Boehringer Ingelheim receives orphan drug designation for volasertib in US and EU

Volasertib is an investigational compound that inhibits enzymes called Polo-like kinase. Currently, the drug is being assessed in a Phase III clinical trial for the treatment of patients aged 65 or above, with previously untreated AML, who are ineligible for intensive remission induction therapy.

Safety and efficacy of volasertib have not been established and the drug is currently not approved by the FDA and European Commission.

Boehringer Ingelheim Pharmaceuticals medicine and regulatory affairs senior vice president Dr Sabine Luik noted the FDA and EC Orphan Drug Designations mark an important milestone in the company’s global development program for volasertib.

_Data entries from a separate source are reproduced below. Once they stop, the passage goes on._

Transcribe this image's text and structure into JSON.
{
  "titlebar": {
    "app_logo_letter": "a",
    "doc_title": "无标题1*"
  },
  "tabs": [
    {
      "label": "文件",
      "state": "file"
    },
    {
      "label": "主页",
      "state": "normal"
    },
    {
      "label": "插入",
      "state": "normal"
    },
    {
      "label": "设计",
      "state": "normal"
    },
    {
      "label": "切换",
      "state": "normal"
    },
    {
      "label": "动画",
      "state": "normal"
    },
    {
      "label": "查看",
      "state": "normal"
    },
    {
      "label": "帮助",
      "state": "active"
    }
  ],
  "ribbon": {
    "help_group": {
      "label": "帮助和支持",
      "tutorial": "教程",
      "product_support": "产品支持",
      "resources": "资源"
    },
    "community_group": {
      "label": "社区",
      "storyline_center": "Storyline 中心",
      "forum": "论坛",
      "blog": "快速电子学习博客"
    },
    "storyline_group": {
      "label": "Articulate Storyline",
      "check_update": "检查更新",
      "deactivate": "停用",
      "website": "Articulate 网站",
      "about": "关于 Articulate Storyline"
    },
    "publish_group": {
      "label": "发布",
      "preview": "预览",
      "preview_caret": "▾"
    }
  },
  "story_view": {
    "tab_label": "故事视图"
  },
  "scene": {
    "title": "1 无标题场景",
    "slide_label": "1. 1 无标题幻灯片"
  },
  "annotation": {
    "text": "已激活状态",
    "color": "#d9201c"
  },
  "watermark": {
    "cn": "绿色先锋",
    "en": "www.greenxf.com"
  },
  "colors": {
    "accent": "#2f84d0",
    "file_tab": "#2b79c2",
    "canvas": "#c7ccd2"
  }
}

"Boehringer Ingelheim is deeply committed to supporting the community of patients living with acute myeloid leukemia, with a current research focus on these older patients who have very limited treatment options," Dr Luik added.

In 2013, Boehringer Ingelheim has received Breakthrough Therapy Designation from the FDA for volasertib. Following the Breakthrough Therapy Designation, the company is continuing to engage in dialogue with the FDA to help expedite the development of volasertib as a potential treatment option.

Publication of the Phase I/II trial data that was used in support of the Breakthrough Therapy Designation is expected later 2014.

Currently, volasertib is being evaluated in clinical trials for various solid tumors and hematological cancers.

POLO-AML-2, an ongoing global Phase III trial, has been initiated in January 2013 to evaluate the safety and efficacy of volasertib in combination with low-dose cytarabine (LDAC), compared to placebo in combination with LDAC, in patients aged 65 or above with previously untreated AML, ineligible for intensive remission induction therapy. The Phase III trial is currently enrolling eligible patients.